Coal Harbour Liquor was surprised to learn how enthusiastic it was for a dispensary to open nearby.

When Postmedia sent a copy of the letter to Coal Harbour Liquor, its director of operations, Nicolle Vaupotic, was surprised. She pointed out that the store’s name is not capitalized properly in the letter, the hours listed are wrong, the postal code is wrong, and it’s not on real company letterhead.

“It’s very concerning to me,” said Vaupotic. “It’s bizarre. … I’m kind of dumbfounded by it all.”

It also bears a signature with no name. After reviewing the letter with her staff, Vaupotic said: “That is nobody’s signature.”

This is a bad situation for Choom as it puts them in poor standing with not just the local city authorities, but anyone going forward who is asked to believe the company is as good as it’s word. Before opening any dispensary, a load of local hoops need to be jumped through and professionalism, integrity, and honesty are tantamount to success. Health Canada itself tends to look poorly on misrepresentations such as these – though their recent reinstatement of the license held by CannTrust (TRST.T) after that company actively looked to dupe Health Canada inspectors with fake walls, might indicate asking forgiveness rather than permission is a newly acceptable business strategy.

For his part, Choom CEO Corey Gillon is playing the ‘it wasn’t us, it was a contractor’ strategy.’

“I certainly wouldn’t have a comment at this point to support or negate,” Gillon said. “We wouldn’t condone forgery. That’s somewhat of an accusation, that’s not something we would do to try to achieve preferential treatment in terms of the board of variance or to support our case.”

Gillon said Choom obtained the letters from a third-party contractor, and provided her phone number. When the Sun reached the contractor, she declined to comment.

To be clear, hiring a contractor who forged documents is little defense in a situation like this. As a $26 million company in a heavily regulated field, Choom should be accountable for any document it pushes forward, be it one with their own name on it or, even more so, someone else’s.

Few of the businesses talked to by the Sun’s Dan Fumano indicated they wouldn’t have supported Choom’s application if asked, but having their names and signatures faked means there’s a distinct lack of trust in the company going forward.

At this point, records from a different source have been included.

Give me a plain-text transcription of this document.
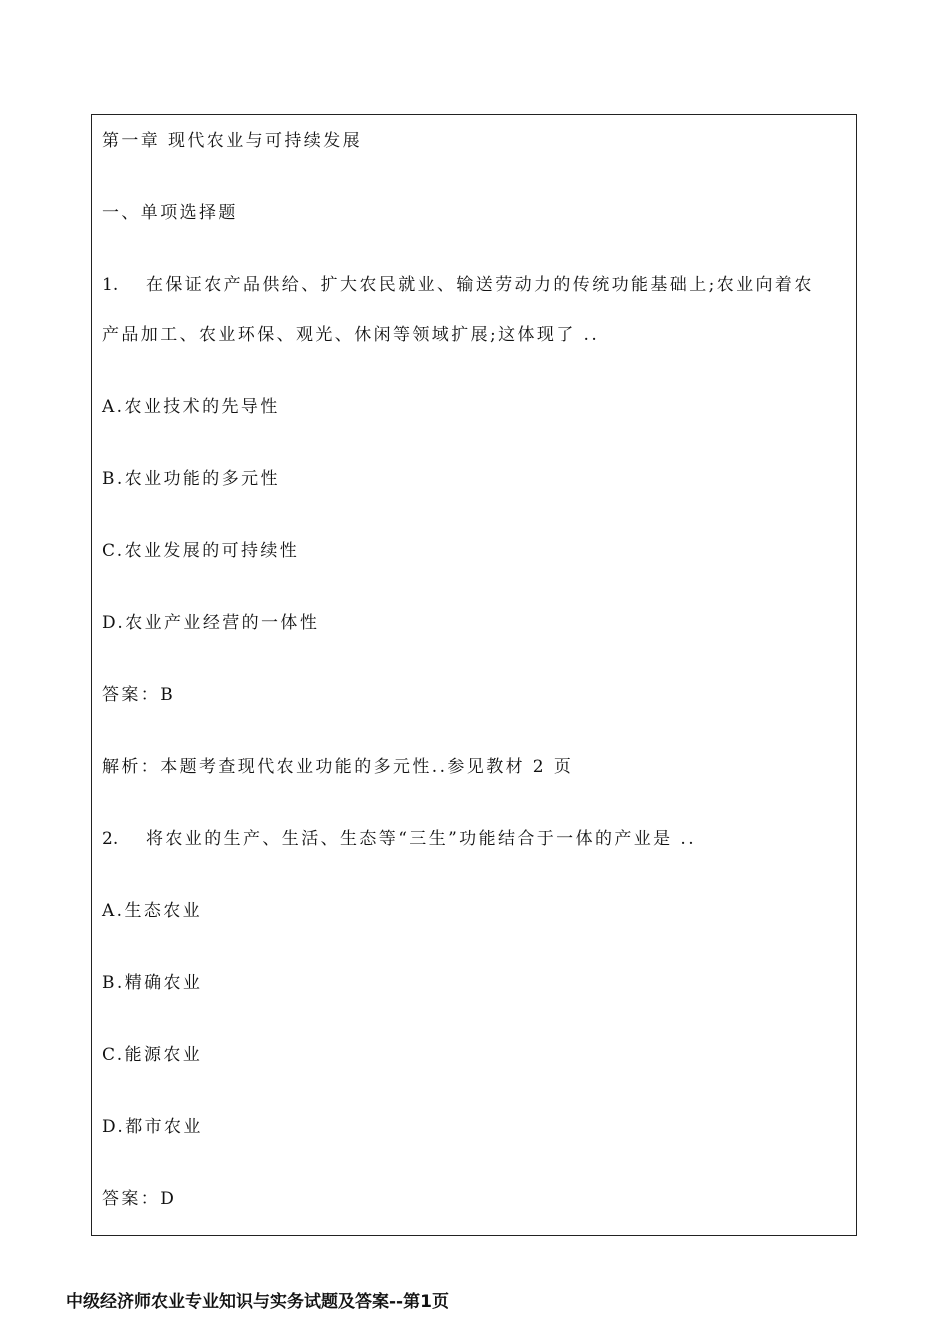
第一章 现代农业与可持续发展
一、单项选择题
1. 在保证农产品供给、扩大农民就业、输送劳动力的传统功能基础上;农业向着农
产品加工、农业环保、观光、休闲等领域扩展;这体现了 ..
A.农业技术的先导性
B.农业功能的多元性
C.农业发展的可持续性
D.农业产业经营的一体性
答案：B
解析：本题考查现代农业功能的多元性..参见教材 2 页
2. 将农业的生产、生活、生态等“三生”功能结合于一体的产业是 ..
A.生态农业
B.精确农业
C.能源农业
D.都市农业
答案：D
中级经济师农业专业知识与实务试题及答案--第1页
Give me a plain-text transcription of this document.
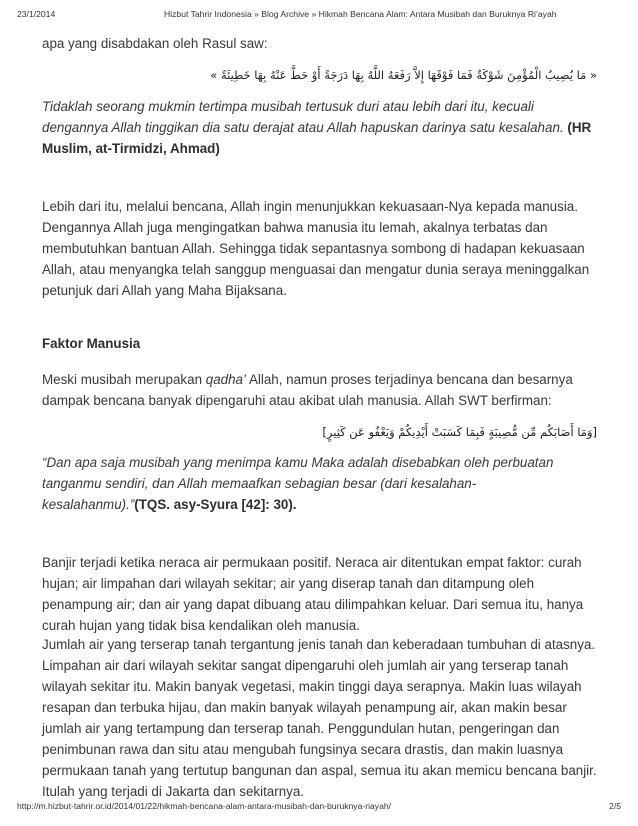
23/1/2014	Hizbut Tahrir Indonesia » Blog Archive » Hikmah Bencana Alam: Antara Musibah dan Buruknya Ri’ayah

apa yang disabdakan oleh Rasul saw:

« مَا يُصِيبُ الْمُؤْمِنَ شَوْكَةٌ فَمَا فَوْقَهَا إِلاَّ رَفَعَهُ اللَّهُ بِهَا دَرَجَةً أَوْ حَطَّ عَنْهُ بِهَا خَطِيئَةً »

Tidaklah seorang mukmin tertimpa musibah tertusuk duri atau lebih dari itu, kecuali dengannya Allah tinggikan dia satu derajat atau Allah hapuskan darinya satu kesalahan. (HR Muslim, at-Tirmidzi, Ahmad)

Lebih dari itu, melalui bencana, Allah ingin menunjukkan kekuasaan-Nya kepada manusia. Dengannya Allah juga mengingatkan bahwa manusia itu lemah, akalnya terbatas dan membutuhkan bantuan Allah. Sehingga tidak sepantasnya sombong di hadapan kekuasaan Allah, atau menyangka telah sanggup menguasai dan mengatur dunia seraya meninggalkan petunjuk dari Allah yang Maha Bijaksana.

Faktor Manusia

Meski musibah merupakan qadha’ Allah, namun proses terjadinya bencana dan besarnya dampak bencana banyak dipengaruhi atau akibat ulah manusia. Allah SWT berfirman:

[وَمَا أَصَابَكُم مِّن مُّصِيبَةٍ فَبِمَا كَسَبَتْ أَيْدِيكُمْ وَيَعْفُو عَن كَثِيرٍ]

“Dan apa saja musibah yang menimpa kamu Maka adalah disebabkan oleh perbuatan tanganmu sendiri, dan Allah memaafkan sebagian besar (dari kesalahan-kesalahanmu).”(TQS. asy-Syura [42]: 30).

Banjir terjadi ketika neraca air permukaan positif. Neraca air ditentukan empat faktor: curah hujan; air limpahan dari wilayah sekitar; air yang diserap tanah dan ditampung oleh penampung air; dan air yang dapat dibuang atau dilimpahkan keluar. Dari semua itu, hanya curah hujan yang tidak bisa kendalikan oleh manusia.

Jumlah air yang terserap tanah tergantung jenis tanah dan keberadaan tumbuhan di atasnya. Limpahan air dari wilayah sekitar sangat dipengaruhi oleh jumlah air yang terserap tanah wilayah sekitar itu. Makin banyak vegetasi, makin tinggi daya serapnya. Makin luas wilayah resapan dan terbuka hijau, dan makin banyak wilayah penampung air, akan makin besar jumlah air yang tertampung dan terserap tanah. Penggundulan hutan, pengeringan dan penimbunan rawa dan situ atau mengubah fungsinya secara drastis, dan makin luasnya permukaan tanah yang tertutup bangunan dan aspal, semua itu akan memicu bencana banjir. Itulah yang terjadi di Jakarta dan sekitarnya.

http://m.hizbut-tahrir.or.id/2014/01/22/hikmah-bencana-alam-antara-musibah-dan-buruknya-riayah/	2/5
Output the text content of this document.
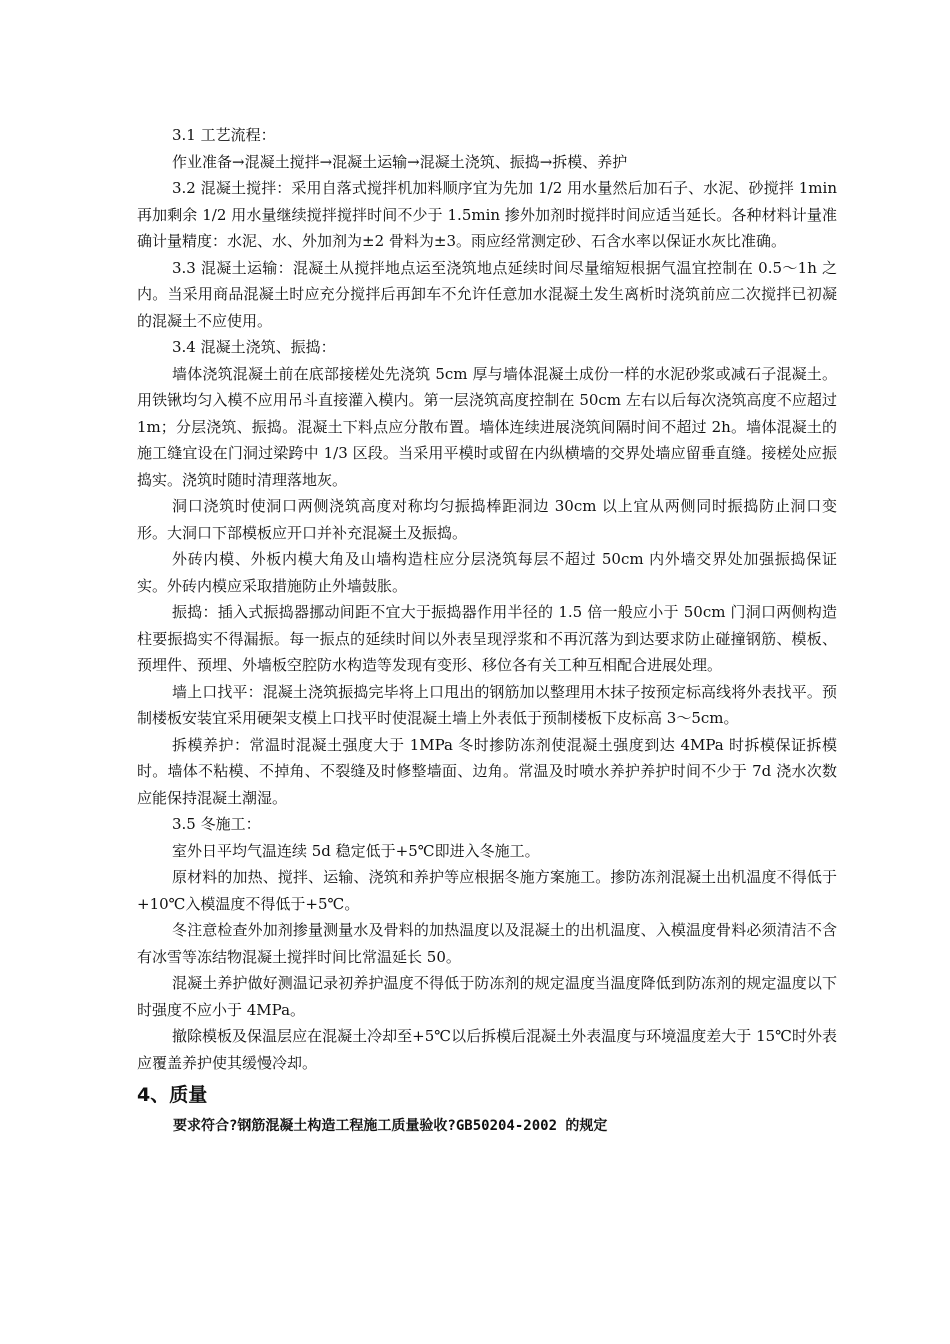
3.1 工艺流程：

作业准备→混凝土搅拌→混凝土运输→混凝土浇筑、振捣→拆模、养护

3.2 混凝土搅拌：采用自落式搅拌机加料顺序宜为先加 1/2 用水量然后加石子、水泥、砂搅拌 1min 再加剩余 1/2 用水量继续搅拌搅拌时间不少于 1.5min 掺外加剂时搅拌时间应适当延长。各种材料计量准确计量精度：水泥、水、外加剂为±2 骨料为±3。雨应经常测定砂、石含水率以保证水灰比准确。

3.3 混凝土运输：混凝土从搅拌地点运至浇筑地点延续时间尽量缩短根据气温宜控制在 0.5～1h 之内。当采用商品混凝土时应充分搅拌后再卸车不允许任意加水混凝土发生离析时浇筑前应二次搅拌已初凝的混凝土不应使用。

3.4 混凝土浇筑、振捣：

墙体浇筑混凝土前在底部接槎处先浇筑 5cm 厚与墙体混凝土成份一样的水泥砂浆或减石子混凝土。用铁锹均匀入模不应用吊斗直接灌入模内。第一层浇筑高度控制在 50cm 左右以后每次浇筑高度不应超过 1m；分层浇筑、振捣。混凝土下料点应分散布置。墙体连续进展浇筑间隔时间不超过 2h。墙体混凝土的施工缝宜设在门洞过梁跨中 1/3 区段。当采用平模时或留在内纵横墙的交界处墙应留垂直缝。接槎处应振捣实。浇筑时随时清理落地灰。

洞口浇筑时使洞口两侧浇筑高度对称均匀振捣棒距洞边 30cm 以上宜从两侧同时振捣防止洞口变形。大洞口下部模板应开口并补充混凝土及振捣。

外砖内模、外板内模大角及山墙构造柱应分层浇筑每层不超过 50cm 内外墙交界处加强振捣保证实。外砖内模应采取措施防止外墙鼓胀。

振捣：插入式振捣器挪动间距不宜大于振捣器作用半径的 1.5 倍一般应小于 50cm 门洞口两侧构造柱要振捣实不得漏振。每一振点的延续时间以外表呈现浮浆和不再沉落为到达要求防止碰撞钢筋、模板、预埋件、预埋、外墙板空腔防水构造等发现有变形、移位各有关工种互相配合进展处理。

墙上口找平：混凝土浇筑振捣完毕将上口甩出的钢筋加以整理用木抹子按预定标高线将外表找平。预制楼板安装宜采用硬架支模上口找平时使混凝土墙上外表低于预制楼板下皮标高 3～5cm。

拆模养护：常温时混凝土强度大于 1MPa 冬时掺防冻剂使混凝土强度到达 4MPa 时拆模保证拆模时。墙体不粘模、不掉角、不裂缝及时修整墙面、边角。常温及时喷水养护养护时间不少于 7d 浇水次数应能保持混凝土潮湿。

3.5 冬施工：

室外日平均气温连续 5d 稳定低于+5℃即进入冬施工。

原材料的加热、搅拌、运输、浇筑和养护等应根据冬施方案施工。掺防冻剂混凝土出机温度不得低于+10℃入模温度不得低于+5℃。

冬注意检查外加剂掺量测量水及骨料的加热温度以及混凝土的出机温度、入模温度骨料必须清洁不含有冰雪等冻结物混凝土搅拌时间比常温延长 50。

混凝土养护做好测温记录初养护温度不得低于防冻剂的规定温度当温度降低到防冻剂的规定温度以下时强度不应小于 4MPa。

撤除模板及保温层应在混凝土冷却至+5℃以后拆模后混凝土外表温度与环境温度差大于 15℃时外表应覆盖养护使其缓慢冷却。

4、质量

要求符合?钢筋混凝土构造工程施工质量验收?GB50204-2002 的规定
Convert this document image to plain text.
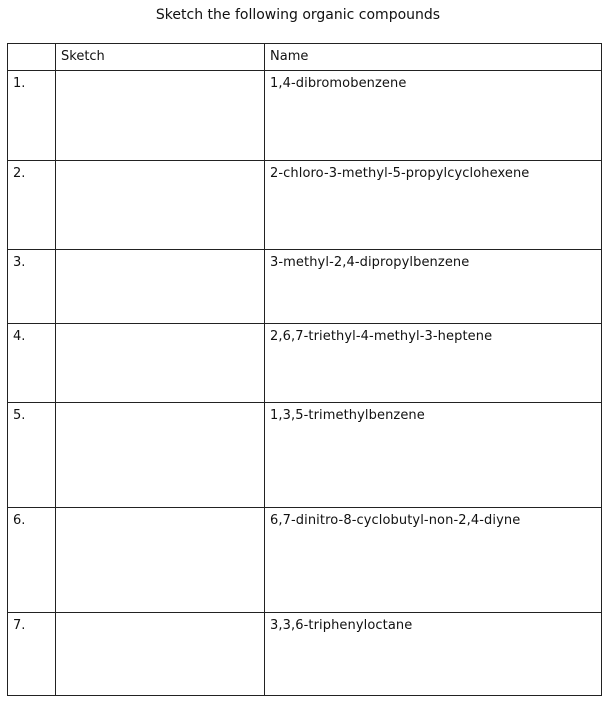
Sketch the following organic compounds
	Sketch	Name
1.		1,4-dibromobenzene
2.		2-chloro-3-methyl-5-propylcyclohexene
3.		3-methyl-2,4-dipropylbenzene
4.		2,6,7-triethyl-4-methyl-3-heptene
5.		1,3,5-trimethylbenzene
6.		6,7-dinitro-8-cyclobutyl-non-2,4-diyne
7.		3,3,6-triphenyloctane
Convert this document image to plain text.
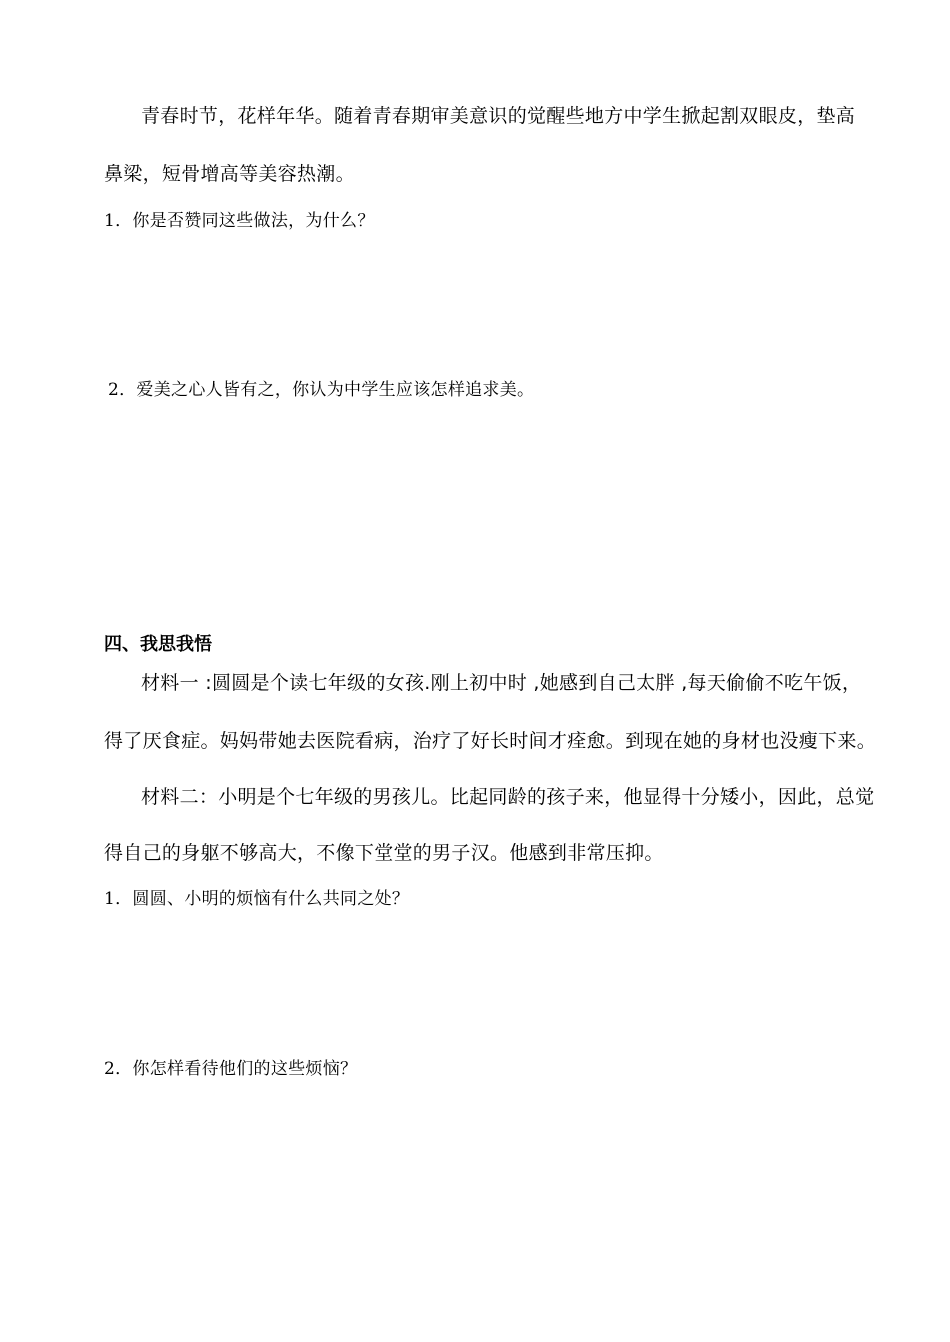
青春时节，花样年华。随着青春期审美意识的觉醒些地方中学生掀起割双眼皮，垫高

鼻梁，短骨增高等美容热潮。

1．你是否赞同这些做法，为什么？

2．爱美之心人皆有之，你认为中学生应该怎样追求美。

四、我思我悟

材料一 :圆圆是个读七年级的女孩.刚上初中时 ,她感到自己太胖 ,每天偷偷不吃午饭，

得了厌食症。妈妈带她去医院看病，治疗了好长时间才痊愈。到现在她的身材也没瘦下来。

材料二：小明是个七年级的男孩儿。比起同龄的孩子来，他显得十分矮小，因此，总觉

得自己的身躯不够高大，不像下堂堂的男子汉。他感到非常压抑。

1．圆圆、小明的烦恼有什么共同之处？

2．你怎样看待他们的这些烦恼？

Choom has not released a statement outside of their reply to Fumano, and hasn’t deemed the situation material enough to put out their own news release.

I’d suggest the inevitable rejection of their appeal, and a combative stance with the city going forward, might be very material indeed to investors going forward.

— Chris Parry

FULL DISCLOSURE: Choom was an Equity.Guru client several years ago. We own no position in the company currently.